Responsibility also lies with the Prime Minister. The ministers seem to have been made scapegoats.

P Chidambaram, a senior Congress leader and former finance minister tweeted, “The resignations of the Union Health Minister and the Minister of State Health is a candid confession that the Modi government has utterly failed in managing the pandemic.”

The question arises whether the PM, along with leaders of opposition parties should be held responsible for holding election rallies for a month from March 27 in five states where 187 million people were eligible to vote. 

In most of these rallies, which at times were attended by thousands, leaders spoke without masks to maskless crowds who didn’t practice social distancing.

Senior BJP leader Prakash Javdekar, who was handling the Information and Broadcasting Ministry and was government spokesperson, was also dropped. It is believed that he was not able to project Modi government policies and its image in a “proper” manner.

In another tweet, Chidambaram said, “There is a lesson for ministers in these resignations. If things go right the credit will go to the PM, if things go wrong the minister will be the fall guy.

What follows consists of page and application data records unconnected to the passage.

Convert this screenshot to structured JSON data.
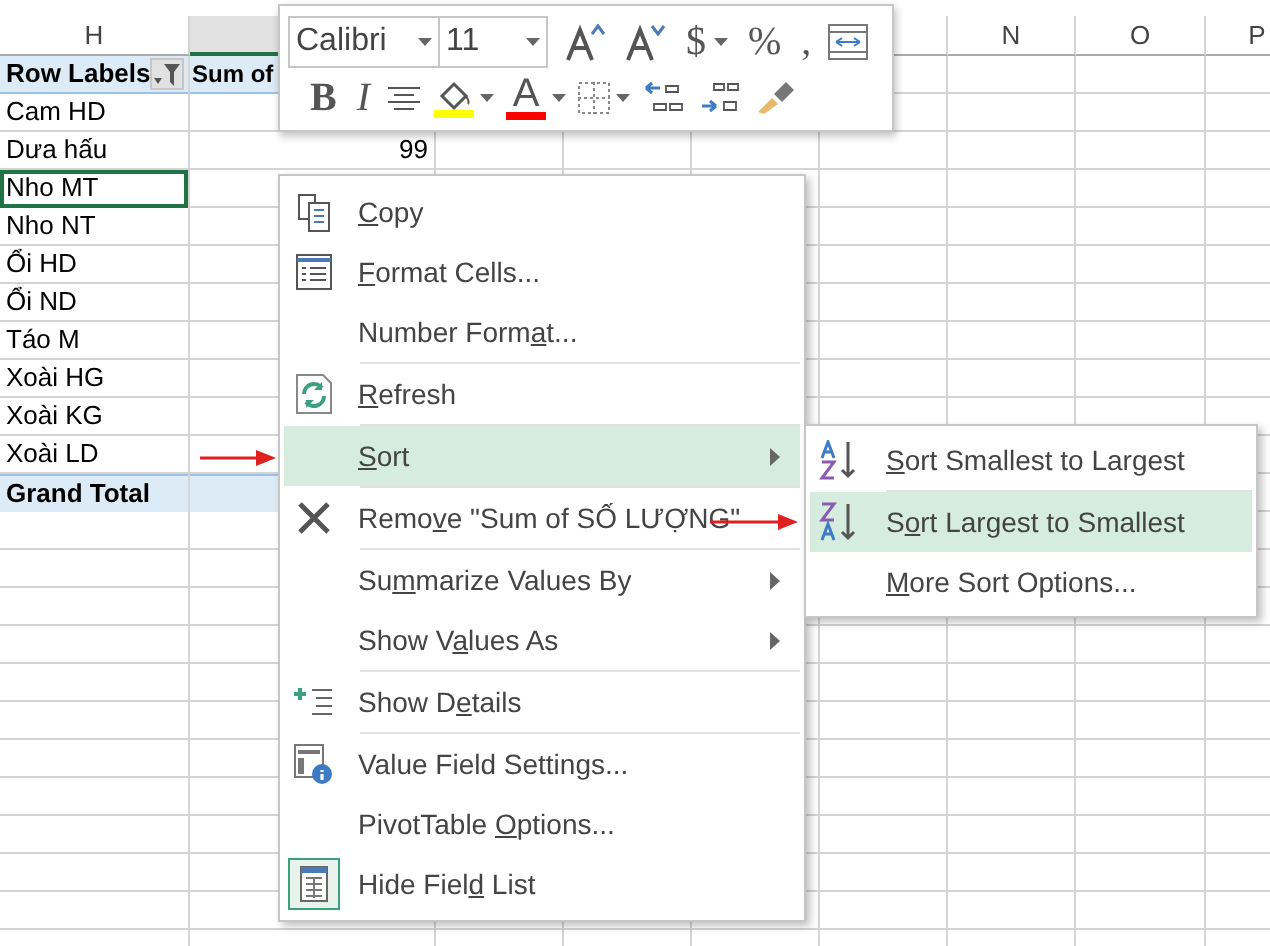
{
  "columns": [
    {
      "label": "H",
      "selected": false
    },
    {
      "selected": true
    },
    {
      "label": "N",
      "selected": false
    },
    {
      "label": "O",
      "selected": false
    },
    {
      "label": "P",
      "selected": false
    }
  ],
  "pivot": {
    "rows": [
      {
        "kind": "header",
        "label": "Row Labels",
        "value": "Sum of",
        "selected": false
      },
      {
        "kind": "item",
        "label": "Cam HD",
        "selected": false
      },
      {
        "kind": "item",
        "label": "Dưa hấu",
        "value": "99",
        "selected": false
      },
      {
        "kind": "item",
        "label": "Nho MT",
        "selected": true
      },
      {
        "kind": "item",
        "label": "Nho NT",
        "selected": false
      },
      {
        "kind": "item",
        "label": "Ổi HD",
        "selected": false
      },
      {
        "kind": "item",
        "label": "Ổi ND",
        "selected": false
      },
      {
        "kind": "item",
        "label": "Táo M",
        "selected": false
      },
      {
        "kind": "item",
        "label": "Xoài HG",
        "selected": false
      },
      {
        "kind": "item",
        "label": "Xoài KG",
        "selected": false
      },
      {
        "kind": "item",
        "label": "Xoài LD",
        "selected": false
      },
      {
        "kind": "total",
        "label": "Grand Total",
        "selected": false
      }
    ]
  },
  "mini_toolbar": {
    "font": "Calibri",
    "size": "11",
    "row1": [
      {
        "kind": "grow"
      },
      {
        "kind": "shrink"
      },
      {
        "kind": "text",
        "label": "$",
        "dropdown": true
      },
      {
        "kind": "text",
        "label": "%",
        "dropdown": false
      },
      {
        "kind": "text",
        "label": ",",
        "dropdown": false
      },
      {
        "kind": "wrap"
      }
    ],
    "row2": [
      {
        "kind": "text",
        "label": "B",
        "bold": true,
        "dropdown": false
      },
      {
        "kind": "text",
        "label": "I",
        "italic": true,
        "dropdown": false
      },
      {
        "kind": "align"
      },
      {
        "kind": "fill",
        "color": "#ffff00",
        "dropdown": true
      },
      {
        "kind": "fontcolor",
        "label": "A",
        "color": "#ff0000",
        "dropdown": true
      },
      {
        "kind": "borders",
        "dropdown": true
      },
      {
        "kind": "incdec"
      },
      {
        "kind": "decdec"
      },
      {
        "kind": "painter"
      }
    ]
  },
  "context_menu": {
    "items": [
      {
        "kind": "item",
        "label": "Copy",
        "selected": false,
        "has_submenu": false,
        "checked": false
      },
      {
        "kind": "item",
        "label": "Format Cells...",
        "selected": false,
        "has_submenu": false,
        "checked": false
      },
      {
        "kind": "item",
        "label": "Number Format...",
        "selected": false,
        "has_submenu": false,
        "checked": false
      },
      {
        "kind": "separator"
      },
      {
        "kind": "item",
        "label": "Refresh",
        "selected": false,
        "has_submenu": false,
        "checked": false
      },
      {
        "kind": "separator"
      },
      {
        "kind": "item",
        "label": "Sort",
        "selected": true,
        "has_submenu": true,
        "checked": false,
        "submenu": [
          {
            "kind": "item",
            "label": "Sort Smallest to Largest",
            "selected": false
          },
          {
            "kind": "separator"
          },
          {
            "kind": "item",
            "label": "Sort Largest to Smallest",
            "selected": true
          },
          {
            "kind": "item",
            "label": "More Sort Options...",
            "selected": false
          }
        ]
      },
      {
        "kind": "separator"
      },
      {
        "kind": "item",
        "label": "Remove \"Sum of SỐ LƯỢNG\"",
        "selected": false,
        "has_submenu": false,
        "checked": false
      },
      {
        "kind": "separator"
      },
      {
        "kind": "item",
        "label": "Summarize Values By",
        "selected": false,
        "has_submenu": true,
        "checked": false
      },
      {
        "kind": "item",
        "label": "Show Values As",
        "selected": false,
        "has_submenu": true,
        "checked": false
      },
      {
        "kind": "separator"
      },
      {
        "kind": "item",
        "label": "Show Details",
        "selected": false,
        "has_submenu": false,
        "checked": false
      },
      {
        "kind": "separator"
      },
      {
        "kind": "item",
        "label": "Value Field Settings...",
        "selected": false,
        "has_submenu": false,
        "checked": false
      },
      {
        "kind": "item",
        "label": "PivotTable Options...",
        "selected": false,
        "has_submenu": false,
        "checked": false
      },
      {
        "kind": "item",
        "label": "Hide Field List",
        "selected": false,
        "has_submenu": false,
        "checked": true
      }
    ]
  }
}
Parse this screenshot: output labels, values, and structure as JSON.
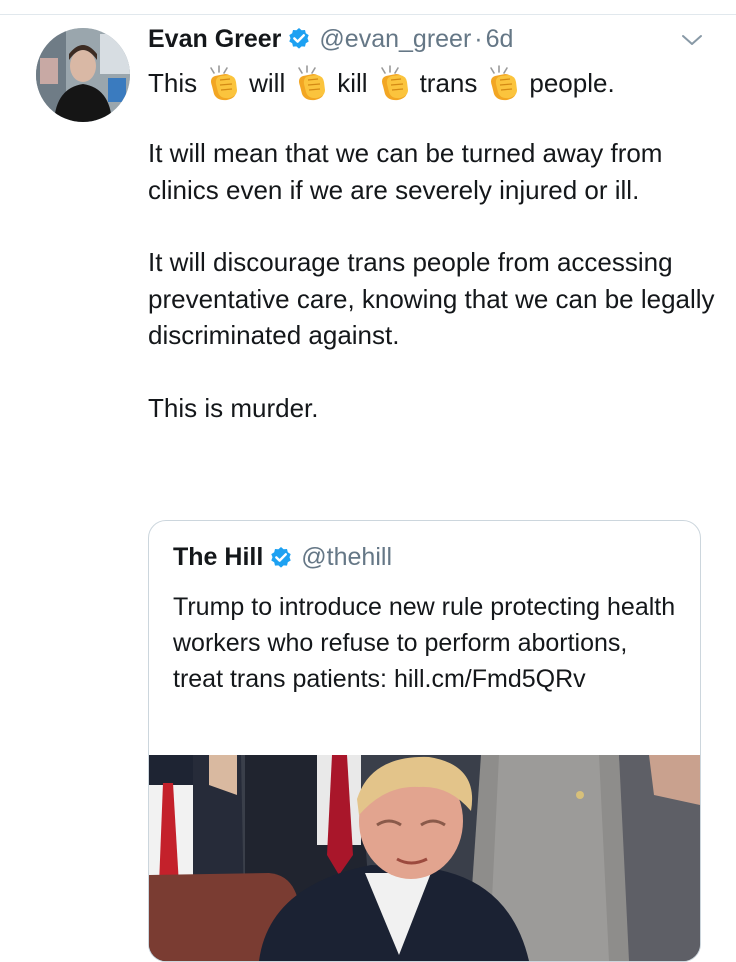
{
  "tweet": {
    "author_name": "Evan Greer",
    "handle": "@evan_greer",
    "separator": "·",
    "time": "6d",
    "line1_words": [
      "This",
      "will",
      "kill",
      "trans",
      "people."
    ],
    "paragraphs": [
      "It will mean that we can be turned away from clinics even if we are severely injured or ill.",
      "It will discourage trans people from accessing preventative care, knowing that we can be legally discriminated against.",
      "This is murder."
    ]
  },
  "quote": {
    "author_name": "The Hill",
    "handle": "@thehill",
    "text": "Trump to introduce new rule protecting health workers who refuse to perform abortions, treat trans patients: hill.cm/Fmd5QRv"
  },
  "colors": {
    "verified": "#1da1f2",
    "secondary_text": "#657786",
    "border": "#ccd6dd",
    "clap_emoji": "#f5b731"
  },
  "icons": {
    "verified": "verified-badge-icon",
    "menu": "chevron-down-icon",
    "emoji": "clapping-hands-emoji"
  }
}
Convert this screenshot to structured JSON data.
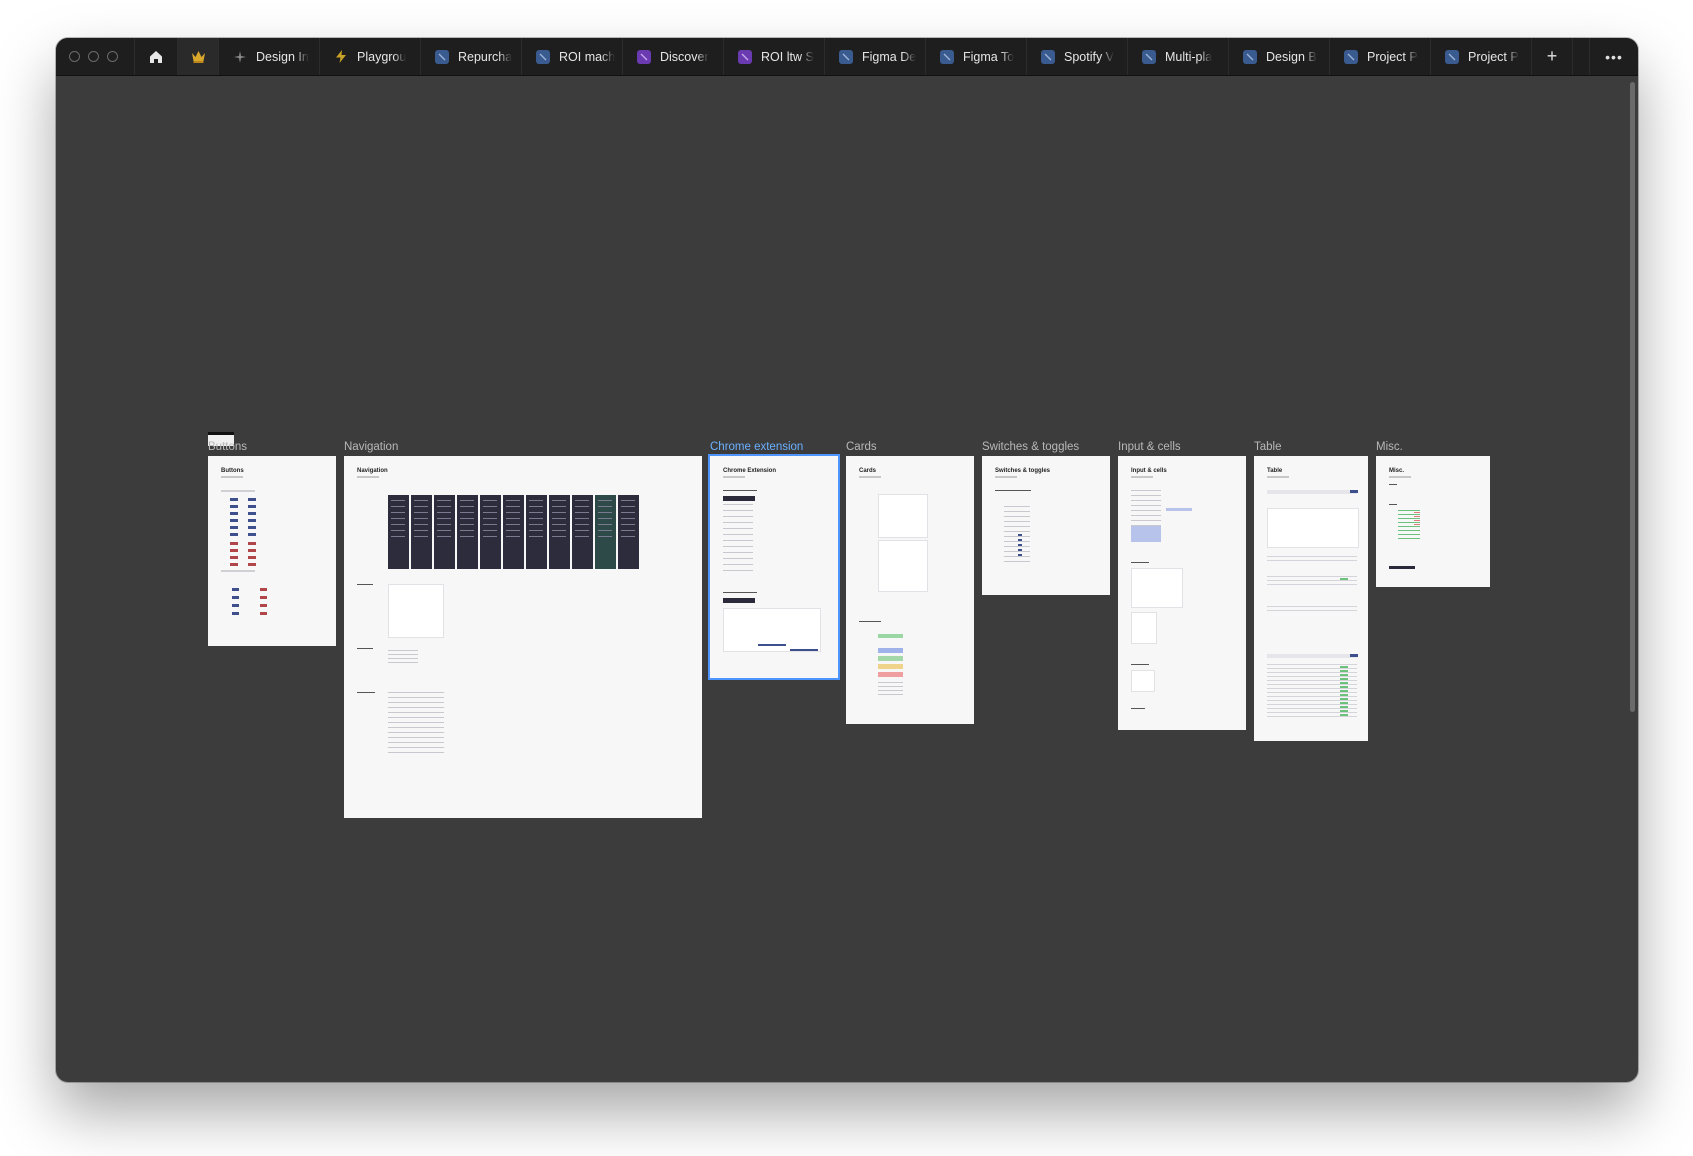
{
  "window": {
    "tabs": [
      {
        "label": "Design In",
        "icon": "sparkle-icon",
        "color": "#6e6e6e"
      },
      {
        "label": "Playgrou",
        "icon": "lightning-icon",
        "color": "#c9a227"
      },
      {
        "label": "Repurcha",
        "icon": "figma-file-icon",
        "color": "#3a5b8f"
      },
      {
        "label": "ROI mach",
        "icon": "figma-file-icon",
        "color": "#3a5b8f"
      },
      {
        "label": "Discover",
        "icon": "figma-file-icon",
        "color": "#6a3ab0"
      },
      {
        "label": "ROI ltw S",
        "icon": "figma-file-icon",
        "color": "#6a3ab0"
      },
      {
        "label": "Figma De",
        "icon": "figma-file-icon",
        "color": "#3a5b8f"
      },
      {
        "label": "Figma To",
        "icon": "figma-file-icon",
        "color": "#3a5b8f"
      },
      {
        "label": "Spotify V",
        "icon": "figma-file-icon",
        "color": "#3a5b8f"
      },
      {
        "label": "Multi-pla",
        "icon": "figma-file-icon",
        "color": "#3a5b8f"
      },
      {
        "label": "Design B",
        "icon": "figma-file-icon",
        "color": "#3a5b8f"
      },
      {
        "label": "Project P",
        "icon": "figma-file-icon",
        "color": "#3a5b8f"
      },
      {
        "label": "Project P",
        "icon": "figma-file-icon",
        "color": "#3a5b8f"
      }
    ],
    "new_tab_label": "+",
    "more_label": "•••"
  },
  "canvas": {
    "background": "#3c3c3c",
    "selected_color": "#4d94ff",
    "frames": [
      {
        "key": "buttons",
        "label": "Buttons",
        "title": "Buttons"
      },
      {
        "key": "navigation",
        "label": "Navigation",
        "title": "Navigation"
      },
      {
        "key": "chrome",
        "label": "Chrome extension",
        "title": "Chrome Extension",
        "selected": true
      },
      {
        "key": "cards",
        "label": "Cards",
        "title": "Cards"
      },
      {
        "key": "switches",
        "label": "Switches & toggles",
        "title": "Switches & toggles"
      },
      {
        "key": "inputs",
        "label": "Input & cells",
        "title": "Input & cells"
      },
      {
        "key": "table",
        "label": "Table",
        "title": "Table"
      },
      {
        "key": "misc",
        "label": "Misc.",
        "title": "Misc."
      }
    ]
  }
}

That is the price a minister pays for implicit obedience and unquestioning subservience.”

Whether this Cabinet rejig will help Modi to improve his image or will the country see better governance now are key questions.

“Modi’s big Cabinet reshuffle, which largely focused on middle-ranking and junior ministerial positions, has turned out to be something of a damp squib,” Brahma Chellaney, an eminent strategic thinker, author and commentator tweeted.

“It’s clear Modi’s remaining term of nearly three years will look a lot like the seven years that he has been in office”, he said.

Political analysts say it will not be easy to wipe memories of the tragedies during the second Covid wave.

As of July 7, official figures show more than 30 million people have been found positive in total. More than 29 million have recovered and more than 400,000 are reported to have died. Voluntary organizations working in the health sector believe these figures are far short of the true numbers, which are hard to determine.

Modi’s image has also taken a severe beating on the economy. Unemployment and inflation are big issues. His biggest challenge is to handle the pandemic while creating jobs.

Political pundits say the reshuffle and expansion of the government have been with elections next year in seven states in mind, including Uttar Pradesh, Uttrakhand, Punjab and Goa.

Uttar Pradesh which gives 80 parliamentary seats and 403 assembly seats is the most important for any party in India. The lower house or Lok Sabha has 543 seats and Uttar Pradesh (UP) has an almost 15% share in Lok Sabha.

Winning in UP state assembly polls due in March/April is a must for the BJP as it will set a trend for the Lok Sabha polls in 2024.

So UP has been given a big representation in the new Modi Cabinet.

How important UP is for the BJP can be seen from the fact that seven new ministers from the state have been inducted into Modi’s Cabinet. This brings the number of ministers from UP in Modi’s cabinet 17 including Modi who contests Lok Sabha polls from Varanasi city in UP.